温泉に行こう! そんなことを考えたとき「やっぱり部屋は、椅子とベッドの洋室が良い!」と思う人は少ないだろう。
やはり、日本人には和室だ。
あの和室の持つ「落ち着ける」「寛げる」イメージは特別だ。実は、このイメージは単に「畳で足を投げ出せる」といったこと以上に、きちんとした理由がある。
それは和室の色。
まず和室全体が障子や畳、漆喰の壁や木目などアイボリー系やオフホワイトの色身で統一されている。
さらにそれぞれの反射率。
人間の肌色=明度50%
に対して
畳=明度40%
柱の木目=50~53%。
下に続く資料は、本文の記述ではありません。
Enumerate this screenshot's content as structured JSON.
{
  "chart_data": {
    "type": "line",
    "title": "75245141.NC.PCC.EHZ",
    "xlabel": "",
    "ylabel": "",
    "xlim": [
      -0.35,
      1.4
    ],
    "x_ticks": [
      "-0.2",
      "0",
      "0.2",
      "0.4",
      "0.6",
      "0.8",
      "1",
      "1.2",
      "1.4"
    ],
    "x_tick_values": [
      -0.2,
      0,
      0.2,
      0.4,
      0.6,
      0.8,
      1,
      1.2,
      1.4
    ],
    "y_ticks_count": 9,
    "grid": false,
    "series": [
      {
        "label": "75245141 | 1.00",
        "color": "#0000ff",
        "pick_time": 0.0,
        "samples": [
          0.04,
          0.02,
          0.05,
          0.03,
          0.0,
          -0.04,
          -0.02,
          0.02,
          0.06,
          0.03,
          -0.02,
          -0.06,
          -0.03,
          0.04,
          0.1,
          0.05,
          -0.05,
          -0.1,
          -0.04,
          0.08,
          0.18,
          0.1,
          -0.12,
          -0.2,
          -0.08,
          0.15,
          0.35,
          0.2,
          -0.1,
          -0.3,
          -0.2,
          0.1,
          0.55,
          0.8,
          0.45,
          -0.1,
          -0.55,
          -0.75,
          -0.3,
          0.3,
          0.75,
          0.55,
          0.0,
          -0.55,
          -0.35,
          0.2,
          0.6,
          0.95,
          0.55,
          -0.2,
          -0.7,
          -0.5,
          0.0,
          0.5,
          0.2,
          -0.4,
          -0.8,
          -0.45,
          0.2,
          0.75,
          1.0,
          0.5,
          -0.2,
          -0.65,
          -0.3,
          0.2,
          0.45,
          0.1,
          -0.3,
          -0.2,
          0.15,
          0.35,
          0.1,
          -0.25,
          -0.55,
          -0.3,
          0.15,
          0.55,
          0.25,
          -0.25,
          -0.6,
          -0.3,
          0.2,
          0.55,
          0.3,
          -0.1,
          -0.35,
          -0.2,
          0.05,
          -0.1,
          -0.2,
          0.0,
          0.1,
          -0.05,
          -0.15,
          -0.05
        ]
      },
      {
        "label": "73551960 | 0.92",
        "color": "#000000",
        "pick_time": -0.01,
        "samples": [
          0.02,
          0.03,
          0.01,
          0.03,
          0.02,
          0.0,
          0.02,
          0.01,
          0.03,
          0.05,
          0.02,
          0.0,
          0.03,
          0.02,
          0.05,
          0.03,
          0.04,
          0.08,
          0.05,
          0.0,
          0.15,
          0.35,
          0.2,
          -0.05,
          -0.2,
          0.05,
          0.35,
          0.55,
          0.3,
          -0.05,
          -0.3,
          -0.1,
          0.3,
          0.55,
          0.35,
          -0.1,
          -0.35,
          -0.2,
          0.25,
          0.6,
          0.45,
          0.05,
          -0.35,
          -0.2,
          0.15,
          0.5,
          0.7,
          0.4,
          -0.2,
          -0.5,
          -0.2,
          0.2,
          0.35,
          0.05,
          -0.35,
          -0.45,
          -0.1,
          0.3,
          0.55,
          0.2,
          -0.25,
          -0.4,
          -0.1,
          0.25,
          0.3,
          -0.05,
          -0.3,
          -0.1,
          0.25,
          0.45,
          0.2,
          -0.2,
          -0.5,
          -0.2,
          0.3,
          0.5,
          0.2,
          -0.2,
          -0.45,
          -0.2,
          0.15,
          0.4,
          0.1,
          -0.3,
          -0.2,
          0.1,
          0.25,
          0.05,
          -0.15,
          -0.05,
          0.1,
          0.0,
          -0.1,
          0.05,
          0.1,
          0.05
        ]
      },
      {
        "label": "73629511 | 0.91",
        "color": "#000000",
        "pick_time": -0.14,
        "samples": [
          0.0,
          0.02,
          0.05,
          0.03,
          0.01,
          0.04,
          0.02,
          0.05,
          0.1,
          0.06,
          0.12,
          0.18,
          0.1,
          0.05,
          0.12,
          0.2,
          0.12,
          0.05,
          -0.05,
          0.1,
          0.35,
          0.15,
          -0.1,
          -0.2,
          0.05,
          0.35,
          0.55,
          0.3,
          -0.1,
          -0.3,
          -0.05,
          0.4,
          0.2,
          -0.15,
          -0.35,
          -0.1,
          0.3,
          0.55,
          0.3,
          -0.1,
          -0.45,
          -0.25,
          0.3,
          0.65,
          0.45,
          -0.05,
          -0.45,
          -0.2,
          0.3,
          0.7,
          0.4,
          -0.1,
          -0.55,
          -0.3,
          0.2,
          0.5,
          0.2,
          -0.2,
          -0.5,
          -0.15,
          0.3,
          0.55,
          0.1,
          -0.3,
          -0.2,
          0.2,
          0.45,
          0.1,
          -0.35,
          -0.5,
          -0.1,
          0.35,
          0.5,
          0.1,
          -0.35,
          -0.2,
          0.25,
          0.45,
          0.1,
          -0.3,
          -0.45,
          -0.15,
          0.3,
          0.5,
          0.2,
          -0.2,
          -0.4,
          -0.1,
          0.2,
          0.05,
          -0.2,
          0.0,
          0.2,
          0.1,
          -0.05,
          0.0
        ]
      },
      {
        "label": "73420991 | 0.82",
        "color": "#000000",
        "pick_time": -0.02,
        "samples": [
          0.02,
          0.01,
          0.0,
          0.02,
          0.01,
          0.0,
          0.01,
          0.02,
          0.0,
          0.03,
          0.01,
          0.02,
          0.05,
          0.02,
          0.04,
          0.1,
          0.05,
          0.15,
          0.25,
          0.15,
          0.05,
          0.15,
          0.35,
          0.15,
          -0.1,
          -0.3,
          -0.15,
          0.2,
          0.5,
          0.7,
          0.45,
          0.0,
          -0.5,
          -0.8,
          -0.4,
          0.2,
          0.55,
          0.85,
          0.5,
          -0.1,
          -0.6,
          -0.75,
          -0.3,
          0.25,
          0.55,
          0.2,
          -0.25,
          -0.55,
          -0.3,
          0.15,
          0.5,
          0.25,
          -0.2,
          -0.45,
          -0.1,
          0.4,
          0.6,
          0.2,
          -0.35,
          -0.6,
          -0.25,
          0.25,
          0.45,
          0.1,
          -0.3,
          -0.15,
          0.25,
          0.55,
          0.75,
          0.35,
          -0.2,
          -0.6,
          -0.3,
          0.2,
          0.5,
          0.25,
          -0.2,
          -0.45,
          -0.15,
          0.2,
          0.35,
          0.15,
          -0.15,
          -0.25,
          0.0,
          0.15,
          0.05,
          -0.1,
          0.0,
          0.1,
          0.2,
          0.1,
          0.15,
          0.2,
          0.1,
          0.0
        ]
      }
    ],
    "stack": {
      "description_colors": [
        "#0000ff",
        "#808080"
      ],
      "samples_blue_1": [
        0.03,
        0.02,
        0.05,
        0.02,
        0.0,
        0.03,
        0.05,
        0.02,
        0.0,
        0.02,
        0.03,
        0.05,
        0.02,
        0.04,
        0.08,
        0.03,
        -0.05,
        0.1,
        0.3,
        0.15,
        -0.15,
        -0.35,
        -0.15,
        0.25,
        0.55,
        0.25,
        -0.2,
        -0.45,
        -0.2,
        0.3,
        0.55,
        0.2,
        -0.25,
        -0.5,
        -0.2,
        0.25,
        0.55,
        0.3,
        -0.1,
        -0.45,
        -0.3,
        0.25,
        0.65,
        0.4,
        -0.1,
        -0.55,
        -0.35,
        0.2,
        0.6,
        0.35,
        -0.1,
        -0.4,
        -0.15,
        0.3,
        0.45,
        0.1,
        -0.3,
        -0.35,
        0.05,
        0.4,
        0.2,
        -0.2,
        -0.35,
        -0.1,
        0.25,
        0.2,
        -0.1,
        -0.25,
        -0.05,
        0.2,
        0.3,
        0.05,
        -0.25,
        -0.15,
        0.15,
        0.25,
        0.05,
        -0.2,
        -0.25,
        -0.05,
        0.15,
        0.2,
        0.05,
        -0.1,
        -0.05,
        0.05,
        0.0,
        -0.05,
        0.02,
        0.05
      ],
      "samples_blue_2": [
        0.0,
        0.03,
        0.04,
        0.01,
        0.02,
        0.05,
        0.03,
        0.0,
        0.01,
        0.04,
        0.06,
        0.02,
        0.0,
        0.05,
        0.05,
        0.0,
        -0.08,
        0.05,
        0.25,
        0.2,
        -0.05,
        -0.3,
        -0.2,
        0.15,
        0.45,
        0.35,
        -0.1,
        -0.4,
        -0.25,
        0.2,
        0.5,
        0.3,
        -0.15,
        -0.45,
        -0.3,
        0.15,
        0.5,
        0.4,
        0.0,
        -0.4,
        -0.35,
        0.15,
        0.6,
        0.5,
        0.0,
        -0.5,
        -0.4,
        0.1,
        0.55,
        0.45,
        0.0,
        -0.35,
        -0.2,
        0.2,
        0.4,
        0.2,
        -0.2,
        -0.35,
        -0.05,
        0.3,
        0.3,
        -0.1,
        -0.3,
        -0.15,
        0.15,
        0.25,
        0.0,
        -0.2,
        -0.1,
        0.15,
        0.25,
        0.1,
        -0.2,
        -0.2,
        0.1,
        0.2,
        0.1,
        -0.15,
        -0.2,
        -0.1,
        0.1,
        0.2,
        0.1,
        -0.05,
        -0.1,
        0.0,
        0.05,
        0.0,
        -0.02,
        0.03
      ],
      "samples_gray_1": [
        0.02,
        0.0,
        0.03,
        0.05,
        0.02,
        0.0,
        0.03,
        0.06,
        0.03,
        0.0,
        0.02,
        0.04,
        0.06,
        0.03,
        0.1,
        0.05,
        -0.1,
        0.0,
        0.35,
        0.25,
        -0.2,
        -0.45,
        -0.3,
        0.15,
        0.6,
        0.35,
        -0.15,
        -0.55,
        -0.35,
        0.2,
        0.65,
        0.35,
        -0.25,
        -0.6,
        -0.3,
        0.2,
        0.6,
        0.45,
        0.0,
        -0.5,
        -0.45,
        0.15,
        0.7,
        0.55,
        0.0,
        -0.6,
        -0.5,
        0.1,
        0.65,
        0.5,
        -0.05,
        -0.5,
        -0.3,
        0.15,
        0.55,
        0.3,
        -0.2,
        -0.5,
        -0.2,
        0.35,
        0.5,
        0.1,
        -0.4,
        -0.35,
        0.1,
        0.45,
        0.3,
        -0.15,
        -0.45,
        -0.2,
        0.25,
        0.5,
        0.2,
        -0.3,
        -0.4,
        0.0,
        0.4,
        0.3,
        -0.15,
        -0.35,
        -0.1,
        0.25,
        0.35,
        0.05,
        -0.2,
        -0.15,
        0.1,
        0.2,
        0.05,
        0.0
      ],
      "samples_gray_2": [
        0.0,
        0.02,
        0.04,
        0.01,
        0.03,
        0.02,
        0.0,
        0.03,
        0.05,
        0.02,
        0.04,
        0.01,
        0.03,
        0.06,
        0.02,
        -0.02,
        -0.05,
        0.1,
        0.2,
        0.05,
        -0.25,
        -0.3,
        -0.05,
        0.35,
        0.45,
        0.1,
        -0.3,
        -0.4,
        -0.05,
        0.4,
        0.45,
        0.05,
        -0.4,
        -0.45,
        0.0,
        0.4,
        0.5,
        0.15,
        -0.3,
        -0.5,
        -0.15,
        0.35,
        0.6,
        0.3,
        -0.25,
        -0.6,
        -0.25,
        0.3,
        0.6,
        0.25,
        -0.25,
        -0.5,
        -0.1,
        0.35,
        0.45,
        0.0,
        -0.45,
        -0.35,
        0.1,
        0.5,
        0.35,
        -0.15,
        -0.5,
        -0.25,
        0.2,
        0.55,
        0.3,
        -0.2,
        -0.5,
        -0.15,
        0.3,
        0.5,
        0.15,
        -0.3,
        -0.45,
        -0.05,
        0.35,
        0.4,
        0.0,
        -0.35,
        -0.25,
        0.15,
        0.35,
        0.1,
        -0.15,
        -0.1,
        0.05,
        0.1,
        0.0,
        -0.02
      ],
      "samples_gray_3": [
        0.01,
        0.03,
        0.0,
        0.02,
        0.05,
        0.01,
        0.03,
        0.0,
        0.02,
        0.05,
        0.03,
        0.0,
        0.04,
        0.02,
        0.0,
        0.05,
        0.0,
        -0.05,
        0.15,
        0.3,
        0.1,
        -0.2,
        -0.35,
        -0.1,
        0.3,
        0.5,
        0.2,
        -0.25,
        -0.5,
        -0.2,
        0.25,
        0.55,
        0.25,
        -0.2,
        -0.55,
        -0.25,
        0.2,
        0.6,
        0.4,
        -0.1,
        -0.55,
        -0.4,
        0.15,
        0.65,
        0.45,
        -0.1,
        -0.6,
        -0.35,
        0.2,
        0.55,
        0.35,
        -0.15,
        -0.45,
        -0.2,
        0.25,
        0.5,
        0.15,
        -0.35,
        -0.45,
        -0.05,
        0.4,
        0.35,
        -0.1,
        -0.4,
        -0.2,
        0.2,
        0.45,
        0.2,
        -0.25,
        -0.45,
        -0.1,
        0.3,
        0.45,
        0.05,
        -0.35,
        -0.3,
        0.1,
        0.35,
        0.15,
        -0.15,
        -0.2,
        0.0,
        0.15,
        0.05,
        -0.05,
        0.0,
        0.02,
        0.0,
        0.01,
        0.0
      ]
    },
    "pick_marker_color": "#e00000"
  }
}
壁=55~60%。天井の木目=55%。
つまり、見えるものは、だいたい自分の肌と同じ反射率のものである、ということ。
人に限らず多くの生き物は、保護色に囲まれたときに一番リラックスできる。つまり同系色、同じような色味の中に身をおくと、とても安心できるのだ。
しかも、木目や漆喰の壁、アイボリーを中心とした中間色は、筋肉を緊張させず、呼吸も穏やかになる。
和室は、特に日本人にとって、心身ともに安心していられる空間なのだ。

自分の肌と同じ反射率の色に囲まれると、落ち着く。

部屋の壁面の面積は床面の約3倍。こうした広いところに、いちばん弱い色を使うことで刺激の少ない落ち着いた部屋となる。